The newly listed buildings include Cambridge Judge Business School, which transforms a mid-18th century hospital building, and the Gough Building at Bryanston School, Dorset, with columns modelled to look like giant screws that reflect its original use as the craft, design and technology building.
Also listed are Truro Crown Courts in Cornwall, designed by the same architects as the Tate Gallery, St Ives, and the striking Thematic House in Kensington and Chelsea, whose rooms relate to the seasons and the passage of the sun and the moon.
Four housing schemes in London’s Docklands, which was regenerated from 1981, have been listed, as has the Sainsbury Wing at the National Gallery, designed by architects considered to be the founders of post-modernism.
The style emerged as a critical reaction to modernism and after a period out of favour, a 2011 V&A exhibition called Style and Subversion marked a revival in interest in post-modernism.

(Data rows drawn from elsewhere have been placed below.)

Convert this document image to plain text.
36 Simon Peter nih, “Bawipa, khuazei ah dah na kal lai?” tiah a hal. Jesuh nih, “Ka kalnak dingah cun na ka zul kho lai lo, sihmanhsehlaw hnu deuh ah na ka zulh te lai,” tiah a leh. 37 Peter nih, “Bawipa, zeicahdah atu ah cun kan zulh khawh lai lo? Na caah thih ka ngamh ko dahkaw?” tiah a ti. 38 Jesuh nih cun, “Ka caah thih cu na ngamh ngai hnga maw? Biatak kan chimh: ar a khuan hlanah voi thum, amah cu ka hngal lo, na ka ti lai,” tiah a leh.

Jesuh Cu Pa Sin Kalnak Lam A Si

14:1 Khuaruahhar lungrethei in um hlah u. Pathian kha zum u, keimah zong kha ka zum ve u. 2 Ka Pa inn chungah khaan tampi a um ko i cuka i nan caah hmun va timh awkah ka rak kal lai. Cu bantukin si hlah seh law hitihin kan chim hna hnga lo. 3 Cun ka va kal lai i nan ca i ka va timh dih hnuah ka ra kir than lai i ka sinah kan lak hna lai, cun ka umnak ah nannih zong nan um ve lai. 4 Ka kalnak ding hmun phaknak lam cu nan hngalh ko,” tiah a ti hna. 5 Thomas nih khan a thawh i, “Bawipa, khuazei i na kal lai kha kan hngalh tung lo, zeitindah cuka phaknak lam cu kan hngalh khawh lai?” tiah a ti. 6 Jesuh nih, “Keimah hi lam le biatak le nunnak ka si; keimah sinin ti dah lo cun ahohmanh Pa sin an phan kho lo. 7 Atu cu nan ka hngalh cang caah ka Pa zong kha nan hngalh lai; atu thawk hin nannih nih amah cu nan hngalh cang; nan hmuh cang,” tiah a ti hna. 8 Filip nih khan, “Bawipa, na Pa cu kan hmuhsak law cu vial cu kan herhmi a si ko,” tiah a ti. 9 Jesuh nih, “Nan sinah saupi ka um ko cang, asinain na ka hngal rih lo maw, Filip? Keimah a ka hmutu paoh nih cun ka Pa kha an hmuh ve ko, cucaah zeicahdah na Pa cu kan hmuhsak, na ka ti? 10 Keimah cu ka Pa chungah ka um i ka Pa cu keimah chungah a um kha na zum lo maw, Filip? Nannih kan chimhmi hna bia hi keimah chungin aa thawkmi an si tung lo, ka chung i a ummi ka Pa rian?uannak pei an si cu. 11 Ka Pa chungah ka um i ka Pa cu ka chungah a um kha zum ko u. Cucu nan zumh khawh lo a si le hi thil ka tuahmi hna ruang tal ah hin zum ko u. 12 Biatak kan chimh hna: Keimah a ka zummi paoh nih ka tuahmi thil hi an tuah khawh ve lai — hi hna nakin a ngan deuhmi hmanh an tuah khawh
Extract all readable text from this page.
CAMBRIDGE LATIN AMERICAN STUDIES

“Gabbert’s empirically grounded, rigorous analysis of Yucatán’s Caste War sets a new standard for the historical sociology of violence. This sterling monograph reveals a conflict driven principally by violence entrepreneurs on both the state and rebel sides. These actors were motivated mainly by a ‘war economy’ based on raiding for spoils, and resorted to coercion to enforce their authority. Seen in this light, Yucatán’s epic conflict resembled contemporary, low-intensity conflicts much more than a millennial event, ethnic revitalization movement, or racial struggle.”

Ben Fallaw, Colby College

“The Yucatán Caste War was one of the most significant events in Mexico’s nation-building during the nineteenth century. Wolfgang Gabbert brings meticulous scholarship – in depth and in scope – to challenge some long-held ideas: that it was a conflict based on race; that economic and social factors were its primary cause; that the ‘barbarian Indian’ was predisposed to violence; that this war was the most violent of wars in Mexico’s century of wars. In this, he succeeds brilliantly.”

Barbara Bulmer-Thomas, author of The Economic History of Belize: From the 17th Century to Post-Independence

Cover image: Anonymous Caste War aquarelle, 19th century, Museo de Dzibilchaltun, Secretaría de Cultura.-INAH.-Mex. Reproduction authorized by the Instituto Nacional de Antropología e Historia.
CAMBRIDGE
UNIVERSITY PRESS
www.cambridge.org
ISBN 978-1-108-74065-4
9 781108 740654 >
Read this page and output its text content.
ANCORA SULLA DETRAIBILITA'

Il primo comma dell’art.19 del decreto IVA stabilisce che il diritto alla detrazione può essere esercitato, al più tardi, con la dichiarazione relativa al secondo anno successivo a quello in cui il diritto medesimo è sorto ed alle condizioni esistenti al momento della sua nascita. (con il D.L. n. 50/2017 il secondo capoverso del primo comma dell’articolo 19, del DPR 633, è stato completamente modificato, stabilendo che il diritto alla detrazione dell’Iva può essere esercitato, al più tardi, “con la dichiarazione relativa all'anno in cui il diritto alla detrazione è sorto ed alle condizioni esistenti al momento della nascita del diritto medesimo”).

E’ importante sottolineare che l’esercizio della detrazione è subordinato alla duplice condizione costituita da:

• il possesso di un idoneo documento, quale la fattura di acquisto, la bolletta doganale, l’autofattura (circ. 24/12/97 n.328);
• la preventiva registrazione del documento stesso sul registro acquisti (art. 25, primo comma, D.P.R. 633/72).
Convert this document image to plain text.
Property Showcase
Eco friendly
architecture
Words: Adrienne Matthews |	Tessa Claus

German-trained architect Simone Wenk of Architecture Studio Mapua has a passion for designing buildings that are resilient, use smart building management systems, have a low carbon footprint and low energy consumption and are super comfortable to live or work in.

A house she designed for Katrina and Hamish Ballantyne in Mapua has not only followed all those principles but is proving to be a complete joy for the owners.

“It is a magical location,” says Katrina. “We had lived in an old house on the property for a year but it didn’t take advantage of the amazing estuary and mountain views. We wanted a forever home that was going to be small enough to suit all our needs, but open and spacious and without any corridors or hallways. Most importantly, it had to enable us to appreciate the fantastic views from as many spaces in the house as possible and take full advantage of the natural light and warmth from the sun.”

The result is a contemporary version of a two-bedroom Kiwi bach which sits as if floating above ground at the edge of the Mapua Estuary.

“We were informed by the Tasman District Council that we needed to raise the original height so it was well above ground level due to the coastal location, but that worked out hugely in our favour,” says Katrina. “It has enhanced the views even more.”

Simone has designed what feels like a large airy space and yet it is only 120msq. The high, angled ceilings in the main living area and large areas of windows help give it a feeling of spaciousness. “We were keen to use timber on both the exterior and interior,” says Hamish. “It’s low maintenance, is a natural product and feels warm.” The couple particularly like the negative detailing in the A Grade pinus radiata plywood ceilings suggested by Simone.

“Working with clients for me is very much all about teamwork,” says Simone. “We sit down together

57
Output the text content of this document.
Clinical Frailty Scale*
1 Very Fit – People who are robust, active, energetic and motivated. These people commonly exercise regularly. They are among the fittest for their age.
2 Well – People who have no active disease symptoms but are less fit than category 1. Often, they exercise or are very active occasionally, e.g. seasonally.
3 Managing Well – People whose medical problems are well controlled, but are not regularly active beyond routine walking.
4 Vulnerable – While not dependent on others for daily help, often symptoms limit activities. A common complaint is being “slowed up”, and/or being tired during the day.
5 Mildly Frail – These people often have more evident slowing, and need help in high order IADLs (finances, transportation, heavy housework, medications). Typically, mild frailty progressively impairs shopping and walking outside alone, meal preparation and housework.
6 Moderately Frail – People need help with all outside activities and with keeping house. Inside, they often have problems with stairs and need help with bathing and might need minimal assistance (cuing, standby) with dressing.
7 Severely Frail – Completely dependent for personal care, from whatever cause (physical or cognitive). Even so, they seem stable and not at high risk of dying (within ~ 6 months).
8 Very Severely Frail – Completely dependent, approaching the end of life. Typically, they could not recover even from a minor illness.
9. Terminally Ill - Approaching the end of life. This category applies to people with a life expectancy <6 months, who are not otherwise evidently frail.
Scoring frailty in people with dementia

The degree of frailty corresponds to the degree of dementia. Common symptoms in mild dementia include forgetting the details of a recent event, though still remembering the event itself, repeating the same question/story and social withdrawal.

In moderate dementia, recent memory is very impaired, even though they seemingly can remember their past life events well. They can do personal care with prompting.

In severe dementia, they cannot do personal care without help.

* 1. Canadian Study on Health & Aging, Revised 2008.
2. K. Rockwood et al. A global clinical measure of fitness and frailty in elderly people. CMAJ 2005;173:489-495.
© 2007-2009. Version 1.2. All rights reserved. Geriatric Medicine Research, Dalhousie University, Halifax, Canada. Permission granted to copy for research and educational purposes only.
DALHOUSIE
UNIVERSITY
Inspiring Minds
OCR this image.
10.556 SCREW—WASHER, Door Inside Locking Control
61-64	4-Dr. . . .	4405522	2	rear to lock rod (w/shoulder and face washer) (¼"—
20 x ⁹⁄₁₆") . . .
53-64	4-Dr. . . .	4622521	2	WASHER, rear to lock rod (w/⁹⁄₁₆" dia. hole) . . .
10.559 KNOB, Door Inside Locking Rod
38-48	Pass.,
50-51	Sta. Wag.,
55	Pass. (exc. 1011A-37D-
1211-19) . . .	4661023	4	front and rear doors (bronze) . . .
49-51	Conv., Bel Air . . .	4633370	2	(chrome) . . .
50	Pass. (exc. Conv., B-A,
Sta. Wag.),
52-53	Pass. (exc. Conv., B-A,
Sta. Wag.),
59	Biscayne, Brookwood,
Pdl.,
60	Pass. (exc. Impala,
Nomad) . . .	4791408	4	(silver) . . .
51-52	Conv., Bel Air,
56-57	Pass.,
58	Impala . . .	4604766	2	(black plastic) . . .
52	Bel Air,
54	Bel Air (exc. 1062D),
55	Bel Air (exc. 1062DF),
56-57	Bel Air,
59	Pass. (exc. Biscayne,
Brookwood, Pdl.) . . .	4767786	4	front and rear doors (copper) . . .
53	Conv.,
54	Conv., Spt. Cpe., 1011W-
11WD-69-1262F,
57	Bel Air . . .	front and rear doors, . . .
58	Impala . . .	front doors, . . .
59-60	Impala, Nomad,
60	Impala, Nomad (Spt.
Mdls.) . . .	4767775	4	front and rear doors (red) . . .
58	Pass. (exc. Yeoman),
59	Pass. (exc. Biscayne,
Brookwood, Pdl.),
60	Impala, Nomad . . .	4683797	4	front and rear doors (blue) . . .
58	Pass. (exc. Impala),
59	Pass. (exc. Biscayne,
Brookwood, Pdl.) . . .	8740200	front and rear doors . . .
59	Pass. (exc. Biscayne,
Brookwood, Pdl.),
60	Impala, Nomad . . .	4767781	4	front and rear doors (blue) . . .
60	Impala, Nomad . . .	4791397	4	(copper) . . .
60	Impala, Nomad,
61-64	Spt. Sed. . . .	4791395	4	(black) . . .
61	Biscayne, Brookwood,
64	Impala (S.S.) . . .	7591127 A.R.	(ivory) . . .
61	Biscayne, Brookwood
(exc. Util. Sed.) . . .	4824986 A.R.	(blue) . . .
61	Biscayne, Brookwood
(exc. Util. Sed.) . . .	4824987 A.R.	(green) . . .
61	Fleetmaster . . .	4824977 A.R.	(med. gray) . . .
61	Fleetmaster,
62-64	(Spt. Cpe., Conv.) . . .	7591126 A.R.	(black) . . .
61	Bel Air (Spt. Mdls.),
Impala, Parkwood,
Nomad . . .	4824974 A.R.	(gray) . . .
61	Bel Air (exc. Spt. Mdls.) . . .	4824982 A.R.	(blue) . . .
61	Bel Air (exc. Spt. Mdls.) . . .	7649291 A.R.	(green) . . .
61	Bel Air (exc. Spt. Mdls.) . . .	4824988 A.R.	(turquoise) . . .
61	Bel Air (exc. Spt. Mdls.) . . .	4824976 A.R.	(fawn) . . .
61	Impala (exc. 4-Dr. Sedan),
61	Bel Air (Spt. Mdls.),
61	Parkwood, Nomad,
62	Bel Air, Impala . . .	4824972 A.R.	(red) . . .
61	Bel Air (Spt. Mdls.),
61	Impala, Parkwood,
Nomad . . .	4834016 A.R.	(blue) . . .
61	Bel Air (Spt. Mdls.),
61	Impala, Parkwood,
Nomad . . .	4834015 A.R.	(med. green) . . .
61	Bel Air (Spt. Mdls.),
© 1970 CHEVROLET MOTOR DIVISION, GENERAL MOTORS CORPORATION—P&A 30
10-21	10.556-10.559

Though the style is an important strand of late 20th century architecture, post-modern buildings can be vulnerable to change and loss, which is why these examples have been selected for listing, Historic England said.
Duncan Wilson, chief executive of Historic England, said: “Post-modern architecture brought fun and colour to our streets.
“Housing schemes were enlivened with bold facades, a school technology building was decorated with columns designed as screws, a business park injected with glamour.
“These are scarce survivals of a really influential period of British architecture and these buildings deserve the protection that listing gives them.”